If this was the first report about John Bradshaw Layfield acting like a bully in the locker room it would be one thing. But JBL makes no secrets of his history with hazing and bullying. He and former tag partner Ron Simmons have even laughed about it at two straight WWE Hall of Fame shows.

Maybe in the 80s and 90s such things were still considered okay, but the world is a very different place in 2017 than it was in the Attitude Era. And let's be honest: for all the greatness of that time in wrestling, the horror stories far outweigh the highs of the ratings. And backstage, JBL was a key figure in torturing several workers, often to the point they quit the company and wrestling entirely.

The rumors of JBL's personal attacks on Ranallo (several of which could be seen on JBL's twitter before the rumors about the situation came to light) have snowballed in recent days as CBS Sports, Mauro's employer as the continued voice of Showtime's combat sports, have went on record that Ranallo would not be returning to WWE.

The release of former WWE announcer Justin Roberts book doubles down on these stories as he discusses frequent bullying from JBL during his twelve years with the company. JBL took to Twitter to say Roberts' claims were false, only for Johnny Mundo to in turn confirm the story as written.
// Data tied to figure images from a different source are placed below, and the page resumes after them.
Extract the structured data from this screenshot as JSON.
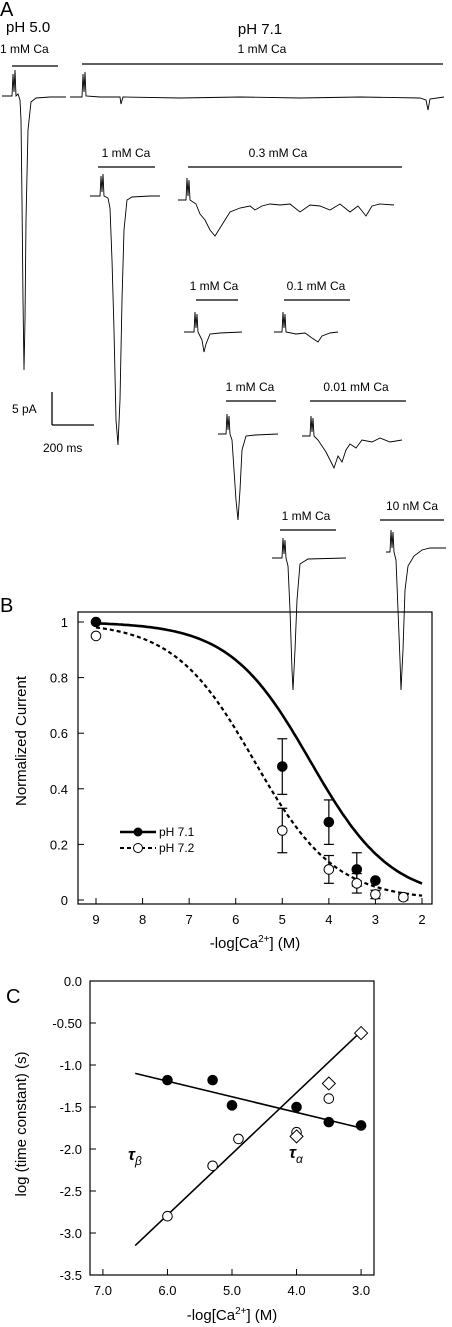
{
  "panel_a": {
    "letter": "A",
    "header_ph_5": "pH 5.0",
    "header_ph_71": "pH 7.1",
    "header_ca_5": "1 mM Ca",
    "header_ca_71": "1 mM Ca",
    "pairs": [
      {
        "ctrl_label": "1 mM Ca",
        "test_label": "0.3 mM Ca"
      },
      {
        "ctrl_label": "1 mM Ca",
        "test_label": "0.1 mM Ca"
      },
      {
        "ctrl_label": "1 mM Ca",
        "test_label": "0.01 mM Ca"
      },
      {
        "ctrl_label": "1 mM Ca",
        "test_label": "10 nM Ca"
      }
    ],
    "scale_current": "5 pA",
    "scale_time": "200 ms"
  },
  "chart_data": [
    {
      "panel": "B",
      "type": "scatter",
      "xlabel": "-log[Ca",
      "xlabel_sup": "2+",
      "xlabel_suffix": "] (M)",
      "ylabel": "Normalized Current",
      "xlim": [
        9,
        2
      ],
      "ylim": [
        0,
        1
      ],
      "xticks": [
        "9",
        "8",
        "7",
        "6",
        "5",
        "4",
        "3",
        "2"
      ],
      "yticks": [
        "0",
        "0.2",
        "0.4",
        "0.6",
        "0.8",
        "1"
      ],
      "legend_position": "bottom-left",
      "series": [
        {
          "name": "pH 7.1",
          "marker": "filled-circle",
          "line": "solid",
          "x": [
            9,
            5,
            4,
            3.4,
            3
          ],
          "y": [
            1.0,
            0.48,
            0.28,
            0.11,
            0.07
          ],
          "err": [
            0,
            0.1,
            0.08,
            0.06,
            0
          ],
          "fit_ic50_log": 4.4,
          "fit_hill": 0.5
        },
        {
          "name": "pH 7.2",
          "marker": "open-circle",
          "line": "dashed",
          "x": [
            9,
            5,
            4,
            3.4,
            3,
            2.4
          ],
          "y": [
            0.95,
            0.25,
            0.11,
            0.06,
            0.02,
            0.01
          ],
          "err": [
            0,
            0.08,
            0.05,
            0.035,
            0.015,
            0.01
          ],
          "fit_ic50_log": 5.6,
          "fit_hill": 0.5
        }
      ]
    },
    {
      "panel": "C",
      "type": "scatter",
      "xlabel": "-log[Ca",
      "xlabel_sup": "2+",
      "xlabel_suffix": "] (M)",
      "ylabel": "log (time constant) (s)",
      "xlim": [
        7.2,
        2.8
      ],
      "ylim": [
        -3.5,
        0.0
      ],
      "xticks": [
        "7.0",
        "6.0",
        "5.0",
        "4.0",
        "3.0"
      ],
      "yticks": [
        "0.0",
        "-0.50",
        "-1.0",
        "-1.5",
        "-2.0",
        "-2.5",
        "-3.0",
        "-3.5"
      ],
      "series": [
        {
          "name": "τβ",
          "label_main": "τ",
          "label_sub": "β",
          "marker": "filled-circle",
          "x": [
            6.0,
            5.3,
            5.0,
            4.0,
            3.5,
            3.0
          ],
          "y": [
            -1.18,
            -1.18,
            -1.48,
            -1.5,
            -1.68,
            -1.72
          ],
          "fit_line": {
            "x": [
              6.5,
              3.0
            ],
            "y": [
              -1.1,
              -1.75
            ]
          }
        },
        {
          "name": "τα",
          "label_main": "τ",
          "label_sub": "α",
          "marker": "open-circle",
          "x": [
            6.0,
            5.3,
            4.9,
            4.0,
            3.5
          ],
          "y": [
            -2.8,
            -2.2,
            -1.88,
            -1.8,
            -1.4
          ],
          "fit_line": {
            "x": [
              6.5,
              3.0
            ],
            "y": [
              -3.15,
              -0.6
            ]
          }
        },
        {
          "name": "diamonds",
          "marker": "open-diamond",
          "x": [
            4.0,
            3.5,
            3.0
          ],
          "y": [
            -1.85,
            -1.22,
            -0.62
          ]
        }
      ]
    }
  ]
}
In the heat of this, former WWE commentator and current ESPN Sports Center host Jonathan Coachman, a man that has regularly brought WWE workers onto the world's largest sports network, has announced he will no longer cover WWE product on Sports Center. Even if WWE manages to maintain their relationship with ESPN, the loss of a man so related to the WWE product only makes them look worse in public eyes.

And as I write this, more and more sports sites are picking up on the story.

At this point, WWE pretty much has one way to save face in this situation. It is time to release John Bradshaw Layfield from his contract. In a world where Jim Cornette and Bill DeMott have been excised from developmental for much the same behavior, WWE cannot afford to have an employee like JBL on the roster anymore.

His era is done. This kind of behavior, whether physically or verbally, has no place behind the scenes of WWE. And it is insane that a company that spends millions of dollars on the Be a Star campaign would ever let this continue for so long.

I am but one lonely wrestling blogger in a world of millions of wrestling fans. I have already taken to Twitter to let WWE know my WWE Network subscription is on its last month should JBL remain as a voice of Smackdown Live. I encourage everyone else out there to do the same. Let WWE know this kind of continued behavior will hurt their pocketbooks in the long run.

It's time for them to make the change. Or we will.